In this image, a ring model of the hyperbolic plane is given. It is given by $w=e^{za}$, where $w$ is a point in the ring, and $z$ is a point in the band model of the hyperbolic plane, for appropriate $a$. It only works if the image in the hyperbolic plane has the appropriate symmetry, since some different points in the band model get mapped to the same point in the ring model.
So my question is, if we interpret the loops in M.C. Escher's Snakes as representing the ring model, do the loops form a (piece of a) regular tilling of the hyperbolic plane? (Note, I'm interpreting the places where three rings intersect as vertices which then connects to three closest vertices.)
(Its interesting to note that M.C. Escher was familiar with hyperbolic geometry.)
 A: This does not correspond to a regular hyperbolic tiling because there are two types of polygonal tiles, octagons and hexagons. I thought this might correspond to a uniform hyperbolic tiling, but that is not the case either.  If it were, the tiling would be vertex-transitive (i.e. only one vertex type), but there are multiple types of vertices here. For example, some vertices are surrounded by 3 hexagons and others by two octagons and a hexagon. (There may be further vertex types as well.)

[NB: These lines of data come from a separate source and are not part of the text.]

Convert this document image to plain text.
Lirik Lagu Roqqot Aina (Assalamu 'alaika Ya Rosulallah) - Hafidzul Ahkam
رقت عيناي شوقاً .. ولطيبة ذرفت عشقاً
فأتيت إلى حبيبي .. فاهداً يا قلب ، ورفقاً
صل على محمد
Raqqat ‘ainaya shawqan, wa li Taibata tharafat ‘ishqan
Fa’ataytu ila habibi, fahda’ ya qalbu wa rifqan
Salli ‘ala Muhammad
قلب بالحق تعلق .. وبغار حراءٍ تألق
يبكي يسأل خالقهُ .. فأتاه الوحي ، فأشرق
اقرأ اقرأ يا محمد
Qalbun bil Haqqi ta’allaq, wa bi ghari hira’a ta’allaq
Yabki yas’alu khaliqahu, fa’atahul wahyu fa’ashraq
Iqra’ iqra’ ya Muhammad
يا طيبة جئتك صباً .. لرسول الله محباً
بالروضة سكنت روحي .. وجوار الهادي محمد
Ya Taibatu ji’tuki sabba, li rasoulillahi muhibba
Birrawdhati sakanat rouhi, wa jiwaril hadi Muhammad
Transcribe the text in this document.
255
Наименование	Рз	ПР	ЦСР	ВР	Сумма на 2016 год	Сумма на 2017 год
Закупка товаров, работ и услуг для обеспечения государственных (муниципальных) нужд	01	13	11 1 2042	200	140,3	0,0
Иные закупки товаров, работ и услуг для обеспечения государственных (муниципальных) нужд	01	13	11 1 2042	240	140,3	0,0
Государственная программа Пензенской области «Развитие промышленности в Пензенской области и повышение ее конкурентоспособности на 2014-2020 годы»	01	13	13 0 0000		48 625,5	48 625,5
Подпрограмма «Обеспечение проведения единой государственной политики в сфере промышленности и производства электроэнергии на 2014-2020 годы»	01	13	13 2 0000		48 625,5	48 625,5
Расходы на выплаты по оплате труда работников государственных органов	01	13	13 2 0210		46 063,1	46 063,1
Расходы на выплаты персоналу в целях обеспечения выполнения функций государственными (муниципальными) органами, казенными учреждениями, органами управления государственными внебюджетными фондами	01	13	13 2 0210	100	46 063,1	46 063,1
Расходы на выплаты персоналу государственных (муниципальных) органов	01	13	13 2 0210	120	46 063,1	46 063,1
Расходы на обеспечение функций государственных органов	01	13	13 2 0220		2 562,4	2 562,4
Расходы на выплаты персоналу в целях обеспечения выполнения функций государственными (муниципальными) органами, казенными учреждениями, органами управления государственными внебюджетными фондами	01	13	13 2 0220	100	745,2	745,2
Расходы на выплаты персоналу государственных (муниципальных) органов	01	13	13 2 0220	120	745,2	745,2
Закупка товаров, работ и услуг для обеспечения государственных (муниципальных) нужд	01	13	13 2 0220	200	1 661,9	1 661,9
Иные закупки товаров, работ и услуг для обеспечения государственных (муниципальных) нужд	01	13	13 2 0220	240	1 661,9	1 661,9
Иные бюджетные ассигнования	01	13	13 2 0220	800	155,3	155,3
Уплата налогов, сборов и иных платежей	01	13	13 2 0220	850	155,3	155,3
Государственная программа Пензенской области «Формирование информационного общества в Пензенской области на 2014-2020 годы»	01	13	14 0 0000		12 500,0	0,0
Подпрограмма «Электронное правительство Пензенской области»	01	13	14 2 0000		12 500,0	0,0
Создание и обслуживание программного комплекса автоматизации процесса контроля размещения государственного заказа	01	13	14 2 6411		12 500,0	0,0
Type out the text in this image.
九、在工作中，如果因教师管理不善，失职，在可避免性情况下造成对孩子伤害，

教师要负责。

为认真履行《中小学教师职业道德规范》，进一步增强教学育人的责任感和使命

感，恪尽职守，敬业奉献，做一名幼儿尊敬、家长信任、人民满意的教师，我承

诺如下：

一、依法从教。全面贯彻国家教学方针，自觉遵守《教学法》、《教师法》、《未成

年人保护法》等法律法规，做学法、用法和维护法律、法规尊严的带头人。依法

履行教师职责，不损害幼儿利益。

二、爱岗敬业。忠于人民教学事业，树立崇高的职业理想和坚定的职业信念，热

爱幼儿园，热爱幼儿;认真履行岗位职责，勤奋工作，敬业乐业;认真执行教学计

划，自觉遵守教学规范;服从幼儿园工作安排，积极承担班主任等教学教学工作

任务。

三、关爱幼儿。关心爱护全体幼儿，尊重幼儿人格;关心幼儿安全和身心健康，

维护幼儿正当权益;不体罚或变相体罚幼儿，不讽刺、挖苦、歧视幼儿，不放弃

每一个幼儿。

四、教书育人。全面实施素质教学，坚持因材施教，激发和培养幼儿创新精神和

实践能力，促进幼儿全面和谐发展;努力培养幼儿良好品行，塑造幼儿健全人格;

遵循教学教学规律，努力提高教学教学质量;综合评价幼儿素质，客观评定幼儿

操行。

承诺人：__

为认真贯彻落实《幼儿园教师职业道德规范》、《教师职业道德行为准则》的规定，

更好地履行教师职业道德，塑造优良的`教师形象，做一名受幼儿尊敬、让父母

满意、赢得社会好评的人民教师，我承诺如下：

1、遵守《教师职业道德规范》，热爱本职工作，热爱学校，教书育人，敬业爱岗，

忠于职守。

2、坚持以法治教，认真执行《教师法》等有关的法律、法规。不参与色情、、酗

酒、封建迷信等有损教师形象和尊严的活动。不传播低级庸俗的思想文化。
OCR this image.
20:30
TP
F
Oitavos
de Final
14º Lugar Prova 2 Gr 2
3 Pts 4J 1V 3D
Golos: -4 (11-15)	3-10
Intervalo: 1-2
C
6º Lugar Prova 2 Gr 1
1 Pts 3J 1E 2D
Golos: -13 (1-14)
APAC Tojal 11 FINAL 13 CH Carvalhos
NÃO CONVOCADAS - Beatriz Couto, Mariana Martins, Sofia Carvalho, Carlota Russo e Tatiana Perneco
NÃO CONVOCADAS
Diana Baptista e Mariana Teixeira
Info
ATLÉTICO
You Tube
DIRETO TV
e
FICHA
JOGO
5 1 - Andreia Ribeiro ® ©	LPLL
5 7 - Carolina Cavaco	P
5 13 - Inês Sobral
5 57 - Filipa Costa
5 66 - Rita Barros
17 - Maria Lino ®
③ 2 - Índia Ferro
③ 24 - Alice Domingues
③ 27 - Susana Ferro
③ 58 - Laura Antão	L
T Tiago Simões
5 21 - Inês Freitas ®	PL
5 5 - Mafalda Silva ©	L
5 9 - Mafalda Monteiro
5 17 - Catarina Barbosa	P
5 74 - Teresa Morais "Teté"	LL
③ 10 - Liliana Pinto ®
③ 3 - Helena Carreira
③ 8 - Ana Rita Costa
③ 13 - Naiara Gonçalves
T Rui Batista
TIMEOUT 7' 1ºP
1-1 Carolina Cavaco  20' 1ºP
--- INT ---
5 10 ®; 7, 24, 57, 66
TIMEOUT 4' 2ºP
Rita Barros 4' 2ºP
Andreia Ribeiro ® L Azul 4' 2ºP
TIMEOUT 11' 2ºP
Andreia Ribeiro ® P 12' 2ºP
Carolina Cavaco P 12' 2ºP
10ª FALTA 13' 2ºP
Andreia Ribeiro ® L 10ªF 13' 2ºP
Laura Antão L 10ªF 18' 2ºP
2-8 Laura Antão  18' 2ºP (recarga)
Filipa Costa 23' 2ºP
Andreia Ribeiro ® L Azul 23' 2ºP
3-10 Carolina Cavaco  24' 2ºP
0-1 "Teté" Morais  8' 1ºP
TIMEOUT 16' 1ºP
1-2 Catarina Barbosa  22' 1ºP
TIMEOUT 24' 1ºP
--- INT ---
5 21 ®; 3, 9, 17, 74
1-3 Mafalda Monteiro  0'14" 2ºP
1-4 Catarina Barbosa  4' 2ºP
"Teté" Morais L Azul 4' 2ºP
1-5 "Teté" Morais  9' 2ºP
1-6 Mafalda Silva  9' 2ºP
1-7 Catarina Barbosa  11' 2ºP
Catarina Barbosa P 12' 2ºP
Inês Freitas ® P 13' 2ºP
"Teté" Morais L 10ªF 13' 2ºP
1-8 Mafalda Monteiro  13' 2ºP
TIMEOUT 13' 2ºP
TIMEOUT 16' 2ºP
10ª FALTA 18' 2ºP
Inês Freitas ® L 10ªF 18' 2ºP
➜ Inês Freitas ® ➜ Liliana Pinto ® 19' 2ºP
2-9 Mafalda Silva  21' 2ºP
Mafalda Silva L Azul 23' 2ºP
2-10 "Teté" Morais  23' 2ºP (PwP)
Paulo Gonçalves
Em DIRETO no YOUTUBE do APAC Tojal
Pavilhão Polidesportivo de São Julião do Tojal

This looks like a tiling with varying geometry. Towards the center, there are only hexagons, 3 meeting at each vertex.  This part is a (conformal) inversion of a portion of a Euclidean tiling, with the tiles approaching a parabolic point at the center. Away from the origin, octagons are introduced to give the tiling some negative curvature.  That allows the subsequent shrinkage of tiles near the disk boundary. If the inversion of the hexagonal tiling continued, the hexagons would have grown until they covered the entire plane. 
I'm thinking of the topology of the tiling as a once punctured disk, vs. a ring.